The Far East meets the Midwest in Lovell & Associates' holiday installation for the Chicago Botanic Garden.

Jen Renzi -- Interior Design, 2/1/2001 12:00:00 AM

LOVELL ASSOCIATES received a special invitation this past holiday season: to design an interior "residential landscape installation" for the Chicago Botanic Garden's annual December festival. The project came with a pre-selected theme, "Island Home Holiday," and a selection of sorbet-hued fabrics donated by Bergamo. Otherwise, the firm had carte blanche to transform the Garden's museum space, an 800-sq.-ft. rectangular white box, into their particular version of a winter fantasia.

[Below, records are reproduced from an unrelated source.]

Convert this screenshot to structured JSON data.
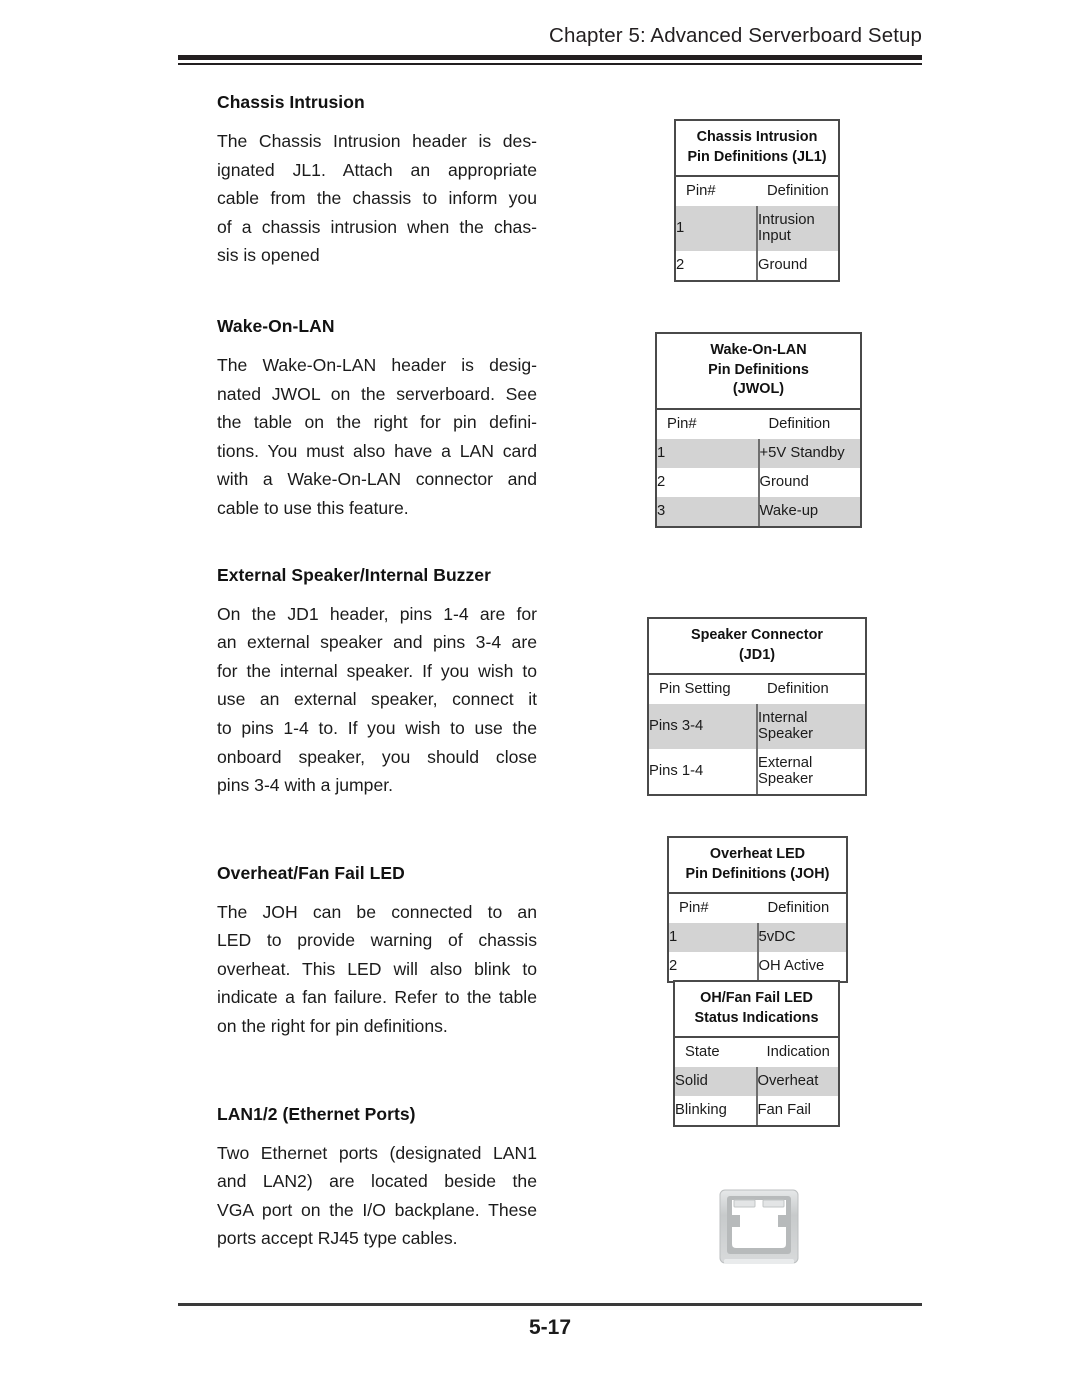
{
  "header": {
    "title": "Chapter 5: Advanced Serverboard Setup"
  },
  "footer": {
    "page_number": "5-17"
  },
  "sections": [
    {
      "heading": "Chassis Intrusion",
      "lines": [
        "The Chassis Intrusion header is des-",
        "ignated JL1. Attach an appropriate",
        "cable from the chassis to inform you",
        "of a chassis intrusion when the chas-",
        "sis is opened"
      ]
    },
    {
      "heading": "Wake-On-LAN",
      "lines": [
        "The Wake-On-LAN header is desig-",
        "nated JWOL on the serverboard. See",
        "the table on the right for pin defini-",
        "tions. You must also have a LAN card",
        "with a Wake-On-LAN connector and",
        "cable to use this feature."
      ]
    },
    {
      "heading": "External Speaker/Internal Buzzer",
      "lines": [
        "On the JD1 header, pins 1-4 are for",
        "an external speaker and pins 3-4 are",
        "for the internal speaker. If you wish to",
        "use an external speaker, connect it",
        "to pins 1-4 to. If you wish to use the",
        "onboard speaker, you should close",
        "pins 3-4 with a jumper."
      ]
    },
    {
      "heading": "Overheat/Fan Fail LED",
      "lines": [
        "The JOH can be connected to an",
        "LED to provide warning of chassis",
        "overheat. This LED will also blink to",
        "indicate a fan failure. Refer to the table",
        "on the right for pin definitions."
      ]
    },
    {
      "heading": "LAN1/2 (Ethernet Ports)",
      "lines": [
        "Two Ethernet ports (designated LAN1",
        "and LAN2) are located beside the",
        "VGA port on the I/O backplane. These",
        "ports accept RJ45 type cables."
      ]
    }
  ],
  "tables": [
    {
      "id": "chassis-intrusion",
      "caption": [
        "Chassis Intrusion",
        "Pin Definitions (JL1)"
      ],
      "columns": [
        "Pin#",
        "Definition"
      ],
      "rows": [
        {
          "cells": [
            "1",
            "Intrusion Input"
          ],
          "shaded": true
        },
        {
          "cells": [
            "2",
            "Ground"
          ],
          "shaded": false
        }
      ]
    },
    {
      "id": "wake-on-lan",
      "caption": [
        "Wake-On-LAN",
        "Pin Definitions",
        "(JWOL)"
      ],
      "columns": [
        "Pin#",
        "Definition"
      ],
      "rows": [
        {
          "cells": [
            "1",
            "+5V Standby"
          ],
          "shaded": true
        },
        {
          "cells": [
            "2",
            "Ground"
          ],
          "shaded": false
        },
        {
          "cells": [
            "3",
            "Wake-up"
          ],
          "shaded": true
        }
      ]
    },
    {
      "id": "speaker-connector",
      "caption": [
        "Speaker Connector",
        "(JD1)"
      ],
      "columns": [
        "Pin Setting",
        "Definition"
      ],
      "rows": [
        {
          "cells": [
            "Pins 3-4",
            "Internal Speaker"
          ],
          "shaded": true
        },
        {
          "cells": [
            "Pins 1-4",
            "External Speaker"
          ],
          "shaded": false
        }
      ]
    },
    {
      "id": "overheat-led",
      "caption": [
        "Overheat LED",
        "Pin Definitions (JOH)"
      ],
      "columns": [
        "Pin#",
        "Definition"
      ],
      "rows": [
        {
          "cells": [
            "1",
            "5vDC"
          ],
          "shaded": true
        },
        {
          "cells": [
            "2",
            "OH Active"
          ],
          "shaded": false
        }
      ]
    },
    {
      "id": "oh-fan-fail-led",
      "caption": [
        "OH/Fan Fail LED",
        "Status Indications"
      ],
      "columns": [
        "State",
        "Indication"
      ],
      "rows": [
        {
          "cells": [
            "Solid",
            "Overheat"
          ],
          "shaded": true
        },
        {
          "cells": [
            "Blinking",
            "Fan Fail"
          ],
          "shaded": false
        }
      ]
    }
  ],
  "figures": [
    {
      "id": "rj45-port",
      "name": "rj45-ethernet-port-icon"
    }
  ],
  "colors": {
    "text": "#1b1b1b",
    "rule": "#231f20",
    "table_border": "#4a4a4a",
    "row_shade": "#d3d3d3",
    "rj45_body": "#c9cbcc",
    "rj45_opening": "#ffffff"
  }
}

Principal Suzanne Lovell and partner Darlene Fridstein created a series of fabric-tented vignettes in a horseshoe layout to soften the room's modernist lines. An assortment of Far-Eastern antiques inspired the décor, which juxtaposes natural materials like river rocks, wood, and moss with the exotic color scheme. "We reacted to a few oddball pieces we knew we could get from our local suppliers," which included a pair of Chinese root chairs, a child's chair from Sumatra, numerous metal lanterns, and a carved Burmese ceiling panel, "and then built the room around them," says Fridstein. The trick was unifying these pan-Asian details in a design that, while avoiding kitsch, would retain a reference point in traditional holiday iconography. They devised a central element that ingeniously crosses cultural boundaries: a cascade of eighty-two dangling Chinese lanterns, individually illuminated by low-wattage bulbs, in the shape of a twinkling holiday tree.

The duo completed design and construction in a tight six-week time frame, proving that, "when inspiration strikes, you can pull something together pretty quickly."